At the same time, many of those critical about WikiLeaks are not hesitating to cite them selectively in attempts at self-justification. Ahmadinejad relishes the implication that all too many US diplomats double as spies, while Pakistan feels that the cables relating to its refusal to allow Americans access to its nuclear facilities and particularly its processed uranium kind of exonerate Islamabad from the charge of unquestioning servitude to Washington.
And, back at Foggy Bottom, even Hillary Clinton, while excoriating the leaks and the motives behind them, doesn’t mind capitalizing on the implication that US diplomats are dutifully doing their best to keep their employers informed about what’s going on in various parts of the world. Similarly, Israel – one of the only close US allies not to have been wrongfooted by any of the leaks thus far, which has inevitably sparked spurious conspiracy theories – has little objection to the reminder that its concerns about Iran’s nuclear capability are shared by a number of Arab leaders.

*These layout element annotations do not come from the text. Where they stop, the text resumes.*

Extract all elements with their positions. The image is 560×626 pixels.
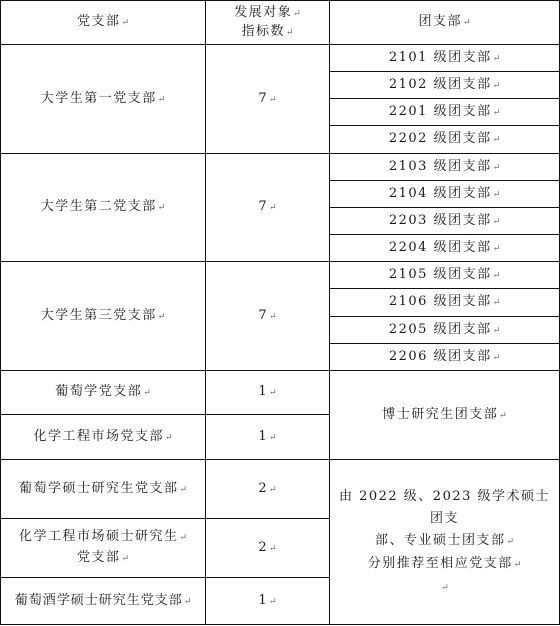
quota-value: 2 <box>258 481 268 496</box>
party-branch-cell: 大学生第三党支部↵ <box>1 262 206 371</box>
paragraph-mark-icon: ↵ <box>158 203 166 213</box>
paragraph-mark-icon: ↵ <box>493 244 501 254</box>
paragraph-mark-icon: ↵ <box>506 537 514 547</box>
party-branch-name: 化学工程市场党支部 <box>33 429 164 444</box>
header-party-branch: 党支部↵ <box>1 1 206 45</box>
table-row: 葡萄学党支部↵ 1↵ 博士研究生团支部↵ <box>1 371 560 415</box>
party-branch-name: 化学工程市场硕士研究生 <box>19 529 179 544</box>
paragraph-mark-icon: ↵ <box>493 108 501 118</box>
quota-value: 2 <box>258 540 268 555</box>
paragraph-mark-icon: ↵ <box>463 18 471 28</box>
paragraph-mark-icon: ↵ <box>269 203 277 213</box>
league-branch-cell: 2203 级团支部↵ <box>330 208 560 235</box>
quota-cell: 2↵ <box>206 460 330 519</box>
league-branch-name: 2106 级团支部 <box>389 294 492 309</box>
paragraph-mark-icon: ↵ <box>493 190 501 200</box>
paragraph-mark-icon: ↵ <box>179 533 187 543</box>
quota-value: 1 <box>258 429 268 444</box>
league-note-text: 部、专业硕士团支部 <box>375 533 506 548</box>
quota-value: 7 <box>258 199 268 214</box>
party-branch-name: 党支部 <box>77 550 121 565</box>
paragraph-mark-icon: ↵ <box>499 411 507 421</box>
quota-cell: 1↵ <box>206 371 330 415</box>
league-branch-name: 2206 级团支部 <box>389 349 492 364</box>
league-branch-cell: 2101 级团支部↵ <box>330 45 560 72</box>
league-branch-name: 2203 级团支部 <box>389 213 492 228</box>
party-branch-name: 葡萄学党支部 <box>55 384 142 399</box>
quota-cell: 7↵ <box>206 45 330 154</box>
table-row: 大学生第二党支部↵ 7↵ 2103 级团支部↵ <box>1 154 560 181</box>
quota-value: 1 <box>258 593 268 608</box>
league-branch-cell: 博士研究生团支部↵ <box>330 371 560 460</box>
paragraph-mark-icon: ↵ <box>121 554 129 564</box>
paragraph-mark-icon: ↵ <box>293 9 301 19</box>
league-branch-cell: 2103 级团支部↵ <box>330 154 560 181</box>
party-branch-cell: 葡萄学硕士研究生党支部↵ <box>1 460 206 519</box>
header-quota: 发展对象↵ 指标数↵ <box>206 1 330 45</box>
league-branch-cell: 2104 级团支部↵ <box>330 181 560 208</box>
league-branch-cell: 2201 级团支部↵ <box>330 99 560 126</box>
league-branch-name: 2204 级团支部 <box>389 240 492 255</box>
league-branch-name: 2105 级团支部 <box>389 267 492 282</box>
league-branch-cell: 2206 级团支部↵ <box>330 344 560 371</box>
league-branch-name: 博士研究生团支部 <box>382 407 498 422</box>
quota-cell: 7↵ <box>206 262 330 371</box>
paragraph-mark-icon: ↵ <box>143 388 151 398</box>
paragraph-mark-icon: ↵ <box>269 597 277 607</box>
party-branch-name: 大学生第一党支部 <box>41 91 157 106</box>
header-label: 指标数 <box>241 24 285 39</box>
league-branch-cell: 2105 级团支部↵ <box>330 262 560 289</box>
paragraph-mark-icon: ↵ <box>269 485 277 495</box>
quota-value: 7 <box>258 91 268 106</box>
table-row: 大学生第三党支部↵ 7↵ 2105 级团支部↵ <box>1 262 560 289</box>
league-branch-name: 2102 级团支部 <box>389 77 492 92</box>
quota-value: 7 <box>258 308 268 323</box>
paragraph-mark-icon: ↵ <box>493 54 501 64</box>
league-branch-name: 2205 级团支部 <box>389 322 492 337</box>
table-row: 大学生第一党支部↵ 7↵ 2101 级团支部↵ <box>1 45 560 72</box>
paragraph-mark-icon: ↵ <box>269 312 277 322</box>
league-note-text: 由 2022 级、2023 级学术硕士团支 <box>339 489 550 526</box>
league-branch-name: 2201 级团支部 <box>389 104 492 119</box>
table-row: 葡萄学硕士研究生党支部↵ 2↵ 由 2022 级、2023 级学术硕士团支 部、… <box>1 460 560 519</box>
party-branch-cell: 化学工程市场党支部↵ <box>1 415 206 460</box>
quota-value: 1 <box>258 384 268 399</box>
league-branch-cell: 2202 级团支部↵ <box>330 126 560 154</box>
paragraph-mark-icon: ↵ <box>493 353 501 363</box>
party-branch-name: 葡萄酒学硕士研究生党支部 <box>15 593 183 608</box>
paragraph-mark-icon: ↵ <box>493 135 501 145</box>
league-branch-cell: 2106 级团支部↵ <box>330 289 560 317</box>
header-label: 发展对象 <box>234 5 292 20</box>
paragraph-mark-icon: ↵ <box>179 485 187 495</box>
paragraph-mark-icon: ↵ <box>493 163 501 173</box>
league-note-text: 分别推荐至相应党支部 <box>368 556 513 571</box>
party-branch-name: 大学生第二党支部 <box>41 199 157 214</box>
league-branch-cell: 2205 级团支部↵ <box>330 317 560 344</box>
league-branch-name: 2202 级团支部 <box>389 131 492 146</box>
header-label: 党支部 <box>77 14 121 29</box>
header-row: 党支部↵ 发展对象↵ 指标数↵ 团支部↵ <box>1 1 560 45</box>
league-branch-name: 2103 级团支部 <box>389 159 492 174</box>
header-label: 团支部 <box>418 14 462 29</box>
party-branch-cell: 葡萄学党支部↵ <box>1 371 206 415</box>
branch-quota-table: 党支部↵ 发展对象↵ 指标数↵ 团支部↵ 大学生第一党支部↵ 7↵ 2101 级… <box>0 0 560 625</box>
quota-cell: 2↵ <box>206 519 330 578</box>
paragraph-mark-icon: ↵ <box>269 388 277 398</box>
party-branch-cell: 大学生第一党支部↵ <box>1 45 206 154</box>
league-branch-cell: 2102 级团支部↵ <box>330 72 560 99</box>
paragraph-mark-icon: ↵ <box>269 95 277 105</box>
header-league-branch: 团支部↵ <box>330 1 560 45</box>
paragraph-mark-icon: ↵ <box>493 298 501 308</box>
quota-cell: 1↵ <box>206 415 330 460</box>
league-note-cell: 由 2022 级、2023 级学术硕士团支 部、专业硕士团支部↵ 分别推荐至相应… <box>330 460 560 625</box>
party-branch-cell: 大学生第二党支部↵ <box>1 154 206 262</box>
league-branch-name: 2104 级团支部 <box>389 186 492 201</box>
paragraph-mark-icon: ↵ <box>493 81 501 91</box>
quota-cell: 7↵ <box>206 154 330 262</box>
paragraph-mark-icon: ↵ <box>514 560 522 570</box>
paragraph-mark-icon: ↵ <box>269 544 277 554</box>
quota-cell: 1↵ <box>206 578 330 625</box>
paragraph-mark-icon: ↵ <box>441 583 449 593</box>
league-branch-cell: 2204 级团支部↵ <box>330 235 560 262</box>
party-branch-name: 葡萄学硕士研究生党支部 <box>19 481 179 496</box>
party-branch-cell: 化学工程市场硕士研究生↵ 党支部↵ <box>1 519 206 578</box>
paragraph-mark-icon: ↵ <box>493 217 501 227</box>
paragraph-mark-icon: ↵ <box>121 18 129 28</box>
paragraph-mark-icon: ↵ <box>158 95 166 105</box>
party-branch-cell: 葡萄酒学硕士研究生党支部↵ <box>1 578 206 625</box>
paragraph-mark-icon: ↵ <box>269 433 277 443</box>
paragraph-mark-icon: ↵ <box>184 597 192 607</box>
paragraph-mark-icon: ↵ <box>158 312 166 322</box>
paragraph-mark-icon: ↵ <box>165 433 173 443</box>
league-branch-name: 2101 级团支部 <box>389 50 492 65</box>
party-branch-name: 大学生第三党支部 <box>41 308 157 323</box>
paragraph-mark-icon: ↵ <box>286 28 294 38</box>
paragraph-mark-icon: ↵ <box>493 326 501 336</box>
paragraph-mark-icon: ↵ <box>493 271 501 281</box>
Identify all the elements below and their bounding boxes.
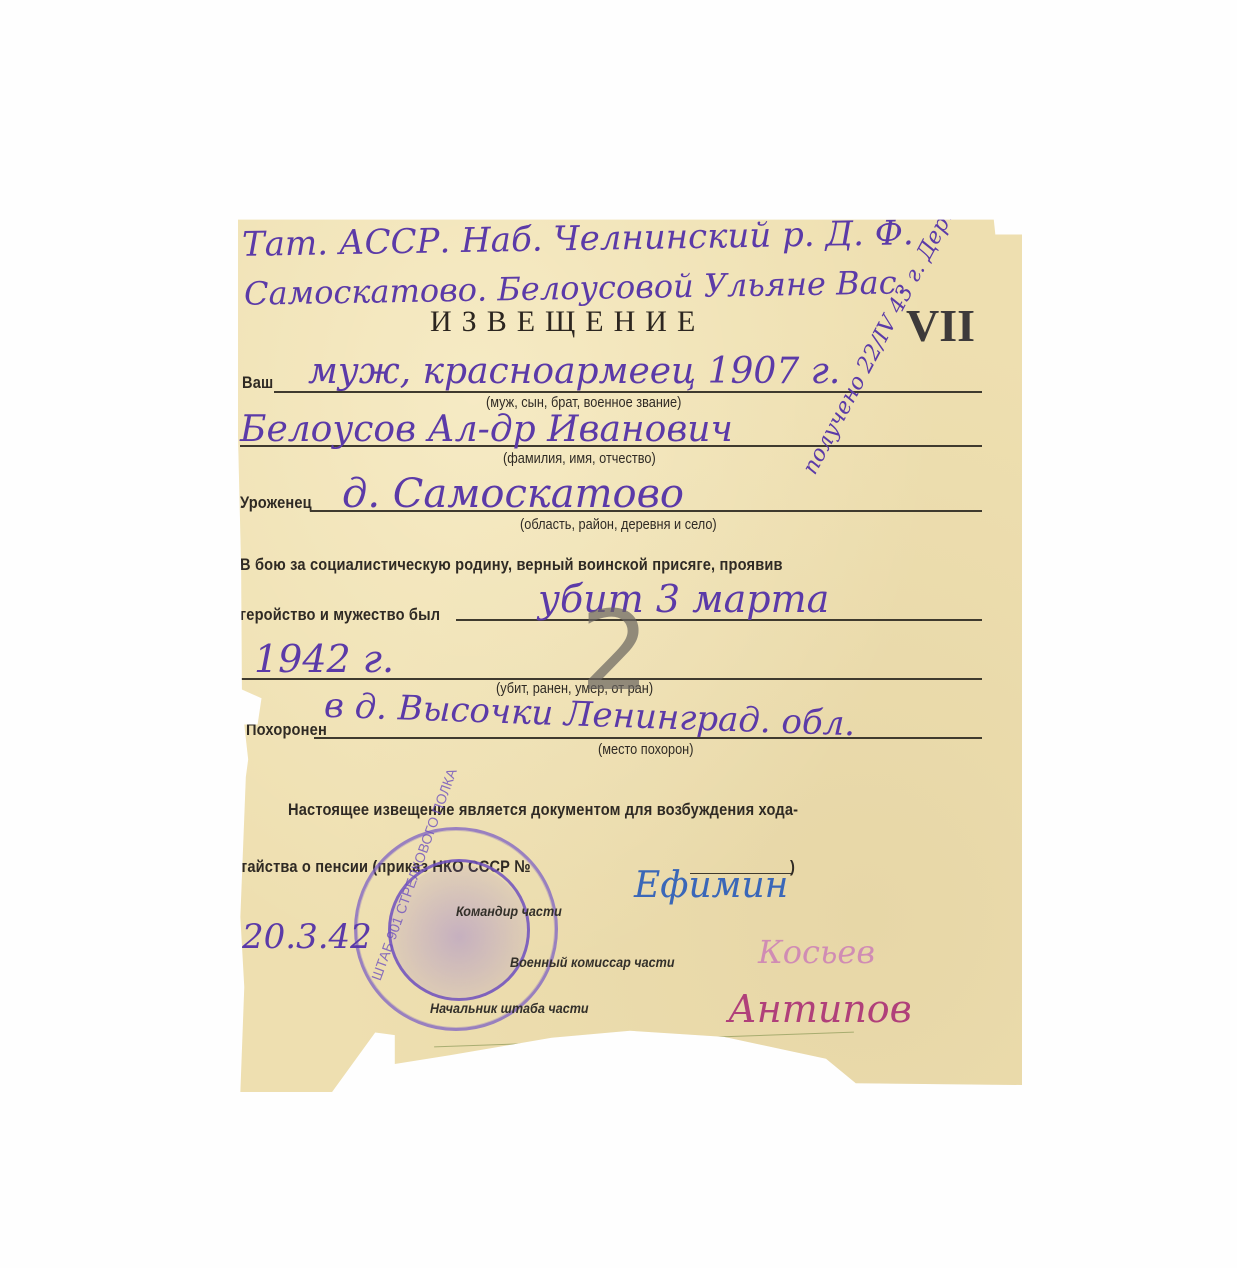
tear-edge-line: [434, 1032, 854, 1048]
birthplace-value: д. Самоскатово: [342, 471, 684, 517]
document-date: 20.3.42: [242, 917, 372, 957]
chief-of-staff-label: Начальник штаба части: [430, 1000, 589, 1016]
commissar-signature: Косьев: [758, 933, 875, 971]
document-title: ИЗВЕЩЕНИЕ: [430, 305, 705, 339]
notice-text-1: Настоящее извещение является документом …: [288, 800, 798, 820]
address-line-1: Тат. АССР. Наб. Челнинский р. Д. Ф.: [242, 213, 914, 265]
relation-label: Ваш: [242, 373, 273, 393]
name-value: Белоусов Ал-др Иванович: [240, 409, 733, 450]
burial-value: в д. Высочки Ленинград. обл.: [323, 686, 855, 745]
commissar-label: Военный комиссар части: [510, 954, 675, 970]
chief-of-staff-signature: Антипов: [728, 987, 912, 1031]
birthplace-label: Уроженец: [240, 493, 312, 513]
name-caption: (фамилия, имя, отчество): [503, 450, 656, 467]
heroism-value-2: 1942 г.: [254, 637, 394, 681]
margin-pencil-mark: VII: [906, 299, 975, 352]
commander-signature: Ефимин: [634, 865, 788, 906]
birthplace-caption: (область, район, деревня и село): [520, 516, 717, 533]
relation-value: муж, красноармеец 1907 г.: [308, 351, 840, 392]
burial-caption: (место похорон): [598, 741, 693, 758]
notification-document: Тат. АССР. Наб. Челнинский р. Д. Ф. Само…: [238, 217, 1022, 1092]
burial-field-line: [314, 737, 982, 739]
notice-text-2-end: ): [790, 857, 795, 877]
commander-label: Командир части: [456, 903, 562, 919]
heroism-label: геройство и мужество был: [240, 605, 440, 625]
battle-text: В бою за социалистическую родину, верный…: [240, 555, 783, 575]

A number of right-wing American commentators, meanwhile, have expressed the view that anyone associated with WikiLeaks ought to be treated as an enemy combatant or even as a terrorist. No one associated with the Obama administration has gone quite that far, but there’s enough hostility towards the man behind WikiLeaks, Julian Assange, for the rape charges against him instituted in Sweden to be looked upon with suspicion. It doesn’t follow that he’s innocent, of course, but a great many influential people would be gratified were he to be arraigned on criminal charges rather than political ones.
Given the high moral ground he has sought to occupy, it would no doubt be disappointing were he to be found guilty, but that would hardly detract from the value or the validity of all that WikiLeaks has revealed during the past year, including huge tranches of intermittently fascinating information about the misguided wars in Iraq and Afghanistan.
The significance of the latest leaks has been exaggerated by proponents and detractors alike. But their availability is nonetheless fascinating. Far too many nations frequently wait decades before releasing even ostensibly unclassified information. In a world constructed mainly on falsehoods and half-truths, occasional outbursts of relatively unvarnished verity deserve to be welcomed – even though the likely consequence is greater secrecy rather than less dishonesty.
I haven’t had the opportunity to peruse former Anne Patterson’s dispatches from Islamabad, but The Guardian’s columnist Simon Jenkins compares them with “missives from the Titanic as it already heads for the bottom”, and the analogy doesn’t sound particularly far-fetched.
On the other hand, when the queen of Foggy Bottom attacks the leaks as “an attack on the international community, the alliances and partnerships, the conversations and negotiations that safeguard global security and advance economic prosperity” – without, mind you, questioning their veracity – the lady does protest too much, methinks.